Yet Bonhoeffer meant nothing of the sort. Fortunately I have friends who are far left and far right. Both sides operate from a world based on fear and scarcity. The ideologies may not see their partisans offering any hope to the world, but at least they will protect against the clearly evil opposing party. To this Bonhoeffer is clear that the problems and evils of our society are great; it is solved with humble critiques and not by demagoguery. It is best to take our template from the sermon on the mount. It is best to look, really look, at the needs of the victims of society. How often do we talk as if we know what is best for someone only to do what we want couched in language of compassionate altruism? When will we learn that we must stand for the manifestation of Christ's kingdom instead of the political mood dressed up in Christian garments? When we allow the crucified Christ to take not just our sins but our ideologies that get in the way of our obedience?
The world finds an easy target of Christians taking a stand for temporal things that have no bearing on our salvation. It needs something more. It needs Christians who see beyond taxes, guns, and superficialities to the needs of real people. Whatever the pastor or church may say is bound to be deliberately misquoted by those opposed to the Gospel, but the alternative is far worse: a silent church that offers no hope in eternity, no faith in a resurrection and no love with God and neighbor. We find the portrayal of the the church as between that of a bad family and a negligent family. The simple answer is that the church must speak its truth; but in a way that sees not good and evil people, but sinners in need of reconciliation.
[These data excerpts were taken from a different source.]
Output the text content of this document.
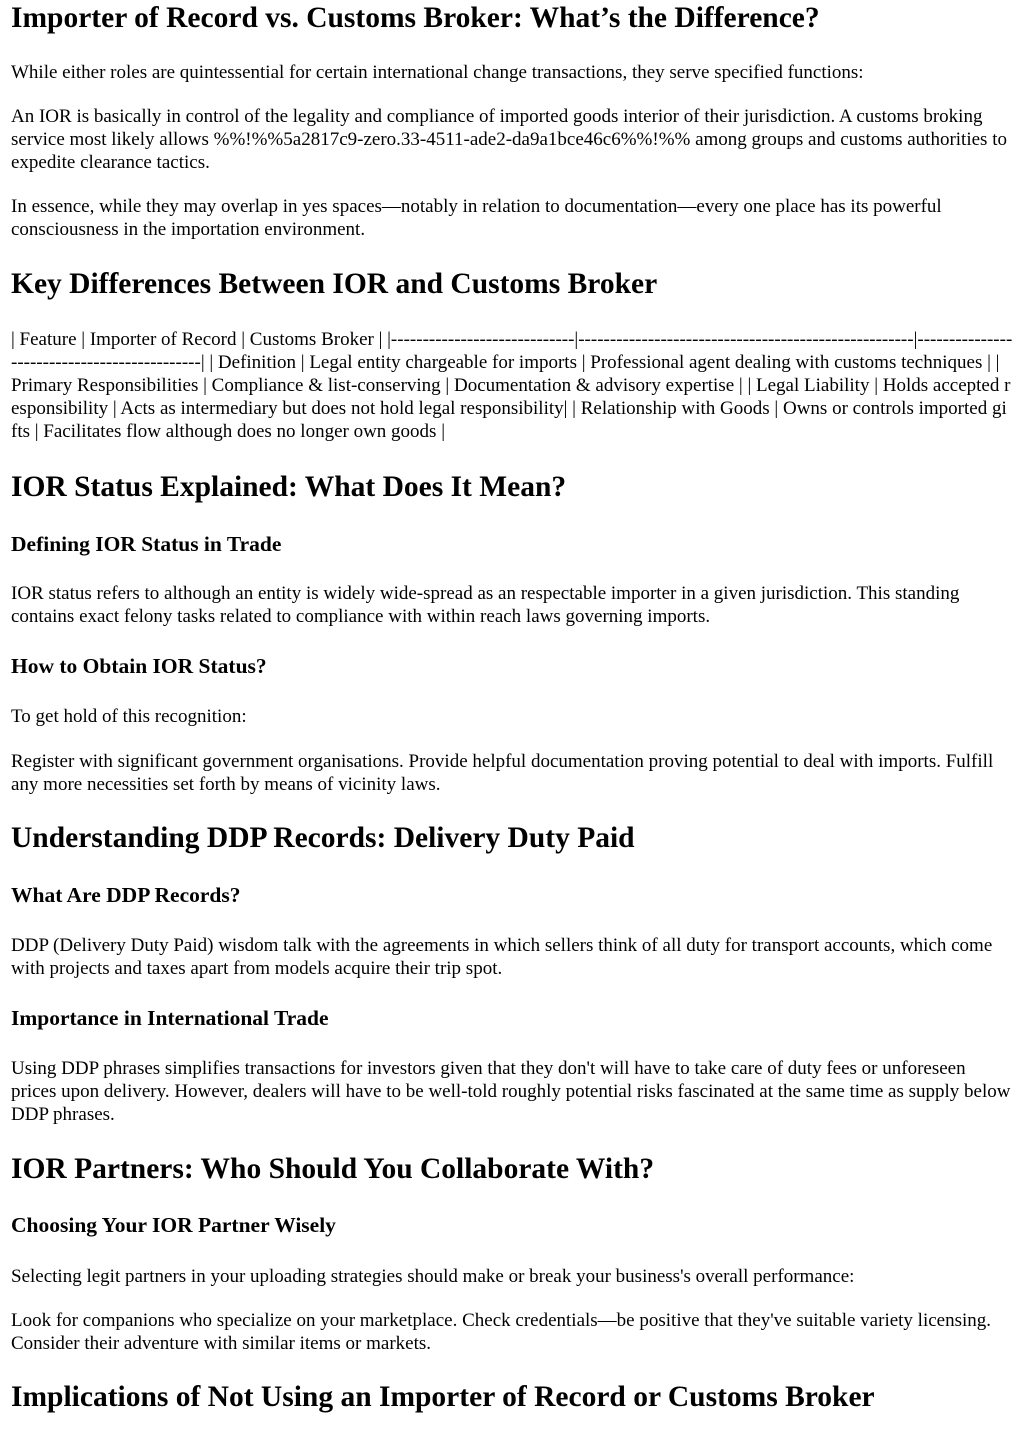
Importer of Record vs. Customs Broker: What’s the Difference?

While either roles are quintessential for certain international change transactions, they serve specified functions:

An IOR is basically in control of the legality and compliance of imported goods interior of their jurisdiction. A customs broking service most likely allows %%!%%5a2817c9-zero.33-4511-ade2-da9a1bce46c6%%!%% among groups and customs authorities to expedite clearance tactics.

In essence, while they may overlap in yes spaces—notably in relation to documentation—every one place has its powerful consciousness in the importation environment.

Key Differences Between IOR and Customs Broker

| Feature | Importer of Record | Customs Broker | |-----------------------------|-----------------------------------------------------|---------------------------------------------| | Definition | Legal entity chargeable for imports | Professional agent dealing with customs techniques | | Primary Responsibilities | Compliance & list-conserving | Documentation & advisory expertise | | Legal Liability | Holds accepted responsibility | Acts as intermediary but does not hold legal responsibility| | Relationship with Goods | Owns or controls imported gifts | Facilitates flow although does no longer own goods |

IOR Status Explained: What Does It Mean?
Defining IOR Status in Trade

IOR status refers to although an entity is widely wide-spread as an respectable importer in a given jurisdiction. This standing contains exact felony tasks related to compliance with within reach laws governing imports.

How to Obtain IOR Status?

To get hold of this recognition:

Register with significant government organisations. Provide helpful documentation proving potential to deal with imports. Fulfill any more necessities set forth by means of vicinity laws.

Understanding DDP Records: Delivery Duty Paid
What Are DDP Records?

DDP (Delivery Duty Paid) wisdom talk with the agreements in which sellers think of all duty for transport accounts, which come with projects and taxes apart from models acquire their trip spot.

Importance in International Trade

Using DDP phrases simplifies transactions for investors given that they don't will have to take care of duty fees or unforeseen prices upon delivery. However, dealers will have to be well-told roughly potential risks fascinated at the same time as supply below DDP phrases.

IOR Partners: Who Should You Collaborate With?
Choosing Your IOR Partner Wisely

Selecting legit partners in your uploading strategies should make or break your business's overall performance:

Look for companions who specialize on your marketplace. Check credentials—be positive that they've suitable variety licensing. Consider their adventure with similar items or markets.

Implications of Not Using an Importer of Record or Customs Broker
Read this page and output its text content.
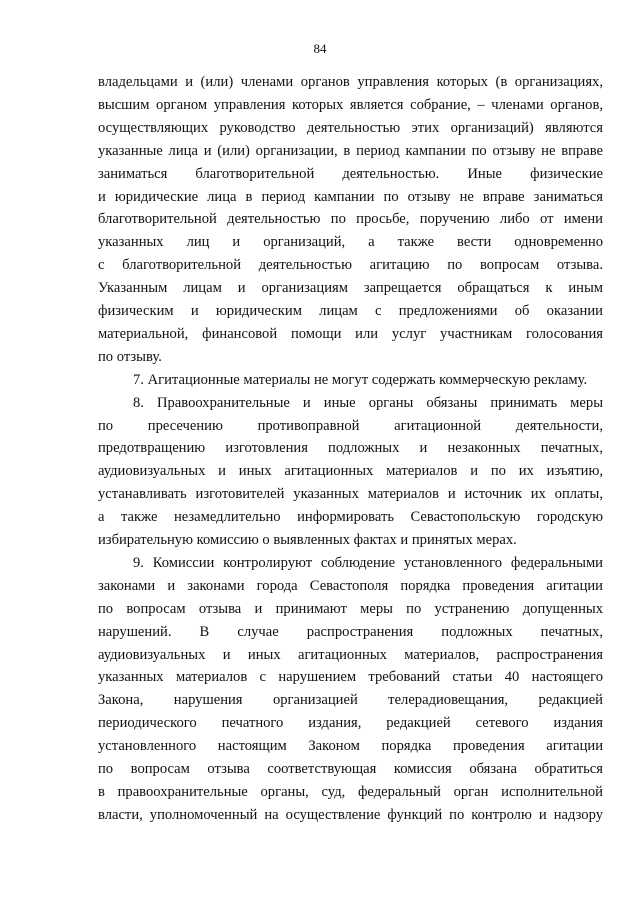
84
владельцами и (или) членами органов управления которых (в организациях,
высшим органом управления которых является собрание, – членами органов,
осуществляющих руководство деятельностью этих организаций) являются
указанные лица и (или) организации, в период кампании по отзыву не вправе
заниматься благотворительной деятельностью. Иные физические
и юридические лица в период кампании по отзыву не вправе заниматься
благотворительной деятельностью по просьбе, поручению либо от имени
указанных лиц и организаций, а также вести одновременно
с благотворительной деятельностью агитацию по вопросам отзыва.
Указанным лицам и организациям запрещается обращаться к иным
физическим и юридическим лицам с предложениями об оказании
материальной, финансовой помощи или услуг участникам голосования
по отзыву.
7. Агитационные материалы не могут содержать коммерческую рекламу.
8. Правоохранительные и иные органы обязаны принимать меры
по пресечению противоправной агитационной деятельности,
предотвращению изготовления подложных и незаконных печатных,
аудиовизуальных и иных агитационных материалов и по их изъятию,
устанавливать изготовителей указанных материалов и источник их оплаты,
а также незамедлительно информировать Севастопольскую городскую
избирательную комиссию о выявленных фактах и принятых мерах.
9. Комиссии контролируют соблюдение установленного федеральными
законами и законами города Севастополя порядка проведения агитации
по вопросам отзыва и принимают меры по устранению допущенных
нарушений. В случае распространения подложных печатных,
аудиовизуальных и иных агитационных материалов, распространения
указанных материалов с нарушением требований статьи 40 настоящего
Закона, нарушения организацией телерадиовещания, редакцией
периодического печатного издания, редакцией сетевого издания
установленного настоящим Законом порядка проведения агитации
по вопросам отзыва соответствующая комиссия обязана обратиться
в правоохранительные органы, суд, федеральный орган исполнительной
власти, уполномоченный на осуществление функций по контролю и надзору
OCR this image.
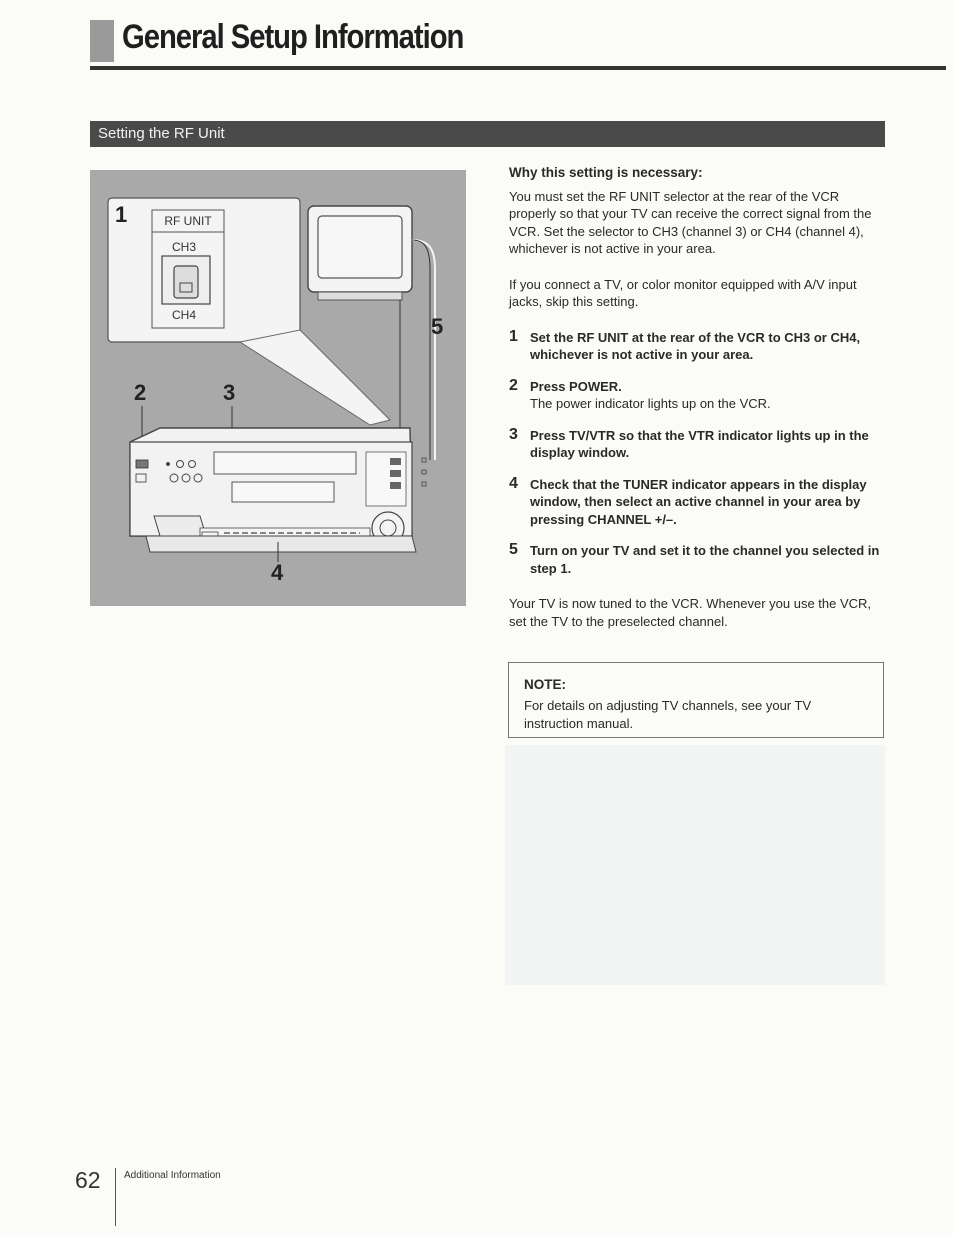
General Setup Information
Setting the RF Unit
RF UNIT
CH3
CH4
1
5
2	3
4
Why this setting is necessary:

You must set the RF UNIT selector at the rear of the VCR properly so that your TV can receive the correct signal from the VCR. Set the selector to CH3 (channel 3) or CH4 (channel 4), whichever is not active in your area.

If you connect a TV, or color monitor equipped with A/V input jacks, skip this setting.

1 Set the RF UNIT at the rear of the VCR to CH3 or CH4, whichever is not active in your area.
2 Press POWER.
The power indicator lights up on the VCR.
3 Press TV/VTR so that the VTR indicator lights up in the display window.
4 Check that the TUNER indicator appears in the display window, then select an active channel in your area by pressing CHANNEL +/–.
5 Turn on your TV and set it to the channel you selected in step 1.

Your TV is now tuned to the VCR. Whenever you use the VCR, set the TV to the preselected channel.

NOTE:
For details on adjusting TV channels, see your TV instruction manual.
62 Additional Information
What if the church that railed against abortion was the church that provided for the widow and orphan as well? What if the church that decried gun violence offered a better way than that of the gun? What if the church saw justice and righteousness as the same thing? What if we forgave, really forgave, as our Lord Jesus Christ forgave on the cross? What if we weren't afraid to call sin what it was, but also called grace what it was as well? What if we sacrificed our political voice for the voice calling out on the hill of the Beatitudes? The goal of every Christian is to sacrifice being right for being a little Christ. In this we find that we speak less of the evils of society, but against them all the more. Yet at the root is the hope that grace will flow down and change a hopeless world into one that can hope again. It will not be accomplished by politics, economics, or society; but by Christians being unashamed of who they are and humble enough to accept their own call to action.